Shin et al. (2014) investigated the effects of pharmacological treatment (selective serotonin reuptake inhibitors; SSRI) on topological properties of brain networks in OCD. Prior to treatment, OCD patients showed a decreased global clustering and as a consequence a decreased small-world parameter, which was restored after sixteen weeks of treatment. Zhang et al. (2011), however, found an increased global clustering in OCD patients. One notable difference between the two analyses was the choice of the network nodes. This illustrates the importance of voxel-based whole-brain approaches and the comparison of ROI- and voxel-based analyses.

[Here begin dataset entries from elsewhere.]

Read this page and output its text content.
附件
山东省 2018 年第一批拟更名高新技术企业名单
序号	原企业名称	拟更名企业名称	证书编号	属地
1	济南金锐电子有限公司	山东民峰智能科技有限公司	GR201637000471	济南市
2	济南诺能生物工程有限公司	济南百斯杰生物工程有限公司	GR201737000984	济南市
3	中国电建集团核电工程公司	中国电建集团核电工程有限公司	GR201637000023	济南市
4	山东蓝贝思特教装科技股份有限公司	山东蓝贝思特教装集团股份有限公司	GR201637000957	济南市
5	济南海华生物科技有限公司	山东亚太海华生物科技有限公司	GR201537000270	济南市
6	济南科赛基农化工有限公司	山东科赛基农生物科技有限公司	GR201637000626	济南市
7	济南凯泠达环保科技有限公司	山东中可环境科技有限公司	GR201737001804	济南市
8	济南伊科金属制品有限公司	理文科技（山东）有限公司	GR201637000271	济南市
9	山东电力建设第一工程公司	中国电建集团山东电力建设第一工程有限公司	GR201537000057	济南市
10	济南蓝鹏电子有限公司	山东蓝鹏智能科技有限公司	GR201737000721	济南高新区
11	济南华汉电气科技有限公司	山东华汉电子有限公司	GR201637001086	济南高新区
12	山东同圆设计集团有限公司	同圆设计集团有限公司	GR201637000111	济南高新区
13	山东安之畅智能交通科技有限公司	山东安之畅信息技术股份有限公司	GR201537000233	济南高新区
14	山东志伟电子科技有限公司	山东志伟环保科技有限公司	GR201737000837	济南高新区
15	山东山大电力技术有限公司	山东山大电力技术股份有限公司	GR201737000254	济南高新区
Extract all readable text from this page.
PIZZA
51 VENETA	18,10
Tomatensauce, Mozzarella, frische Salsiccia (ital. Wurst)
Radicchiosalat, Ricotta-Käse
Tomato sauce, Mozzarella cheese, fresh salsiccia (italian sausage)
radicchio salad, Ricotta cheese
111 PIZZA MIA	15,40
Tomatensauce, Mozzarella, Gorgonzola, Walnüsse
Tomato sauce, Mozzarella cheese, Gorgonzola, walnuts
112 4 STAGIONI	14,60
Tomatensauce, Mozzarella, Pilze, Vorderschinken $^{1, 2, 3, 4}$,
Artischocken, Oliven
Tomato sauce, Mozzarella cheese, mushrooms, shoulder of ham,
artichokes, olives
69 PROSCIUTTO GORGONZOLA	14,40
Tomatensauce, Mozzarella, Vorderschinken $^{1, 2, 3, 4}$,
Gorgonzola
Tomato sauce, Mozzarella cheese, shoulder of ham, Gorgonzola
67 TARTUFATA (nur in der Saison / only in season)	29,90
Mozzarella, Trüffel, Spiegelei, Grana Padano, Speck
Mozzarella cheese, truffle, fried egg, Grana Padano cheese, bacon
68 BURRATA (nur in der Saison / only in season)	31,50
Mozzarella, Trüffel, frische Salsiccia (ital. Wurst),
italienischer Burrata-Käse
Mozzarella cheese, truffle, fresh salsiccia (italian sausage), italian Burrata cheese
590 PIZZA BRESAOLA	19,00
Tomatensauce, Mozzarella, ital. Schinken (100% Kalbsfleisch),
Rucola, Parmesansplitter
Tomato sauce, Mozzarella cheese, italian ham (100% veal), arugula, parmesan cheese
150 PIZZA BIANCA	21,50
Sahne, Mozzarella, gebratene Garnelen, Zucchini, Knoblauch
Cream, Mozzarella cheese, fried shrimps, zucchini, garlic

In a previous study (Göttlich, Krämer, Kordon, Hohagen, & Zurowski, 2014b) we used the same data set to investigate differences in brain network organization between healthy controls and OCD patient at the scale of network modules. OCD patients showed decreased limbic and increased fronto–parietal connectivity. Here, we investigated if resting-state functional connectivity allows predicting the success of CBT applying a graph theoretical approach. We used the degree centrality as a marker for functional connectivity. The degree centrality of a node (here a voxel) within a network is defined as the number of connections to the rest of the network (Bullmore and Sporns, 2009). The degree centrality has been used successfully as a marker for altered resting state functional connectivity in Alzheimer’s disease (Buckner et al., 2009), Parkinson’s disease (Göttlich et al., 2013), bilateral vestibular failure (Göttlich et al., 2014a) and Obsessive Compulsive Disorder (Beucke et al., 2013, Hou et al., 2014). Beucke et al. (2013) found an abnormally high degree centrality in the orbitofrontal cortex which positively correlated with symptom severity.

To our knowledge, this is the first study to evaluate the predictive value of resting-state functional connectivity for therapy outcome applying CBT. Therefore, we followed an exploratory approach studying whole-brain voxel-wise functional connectivity.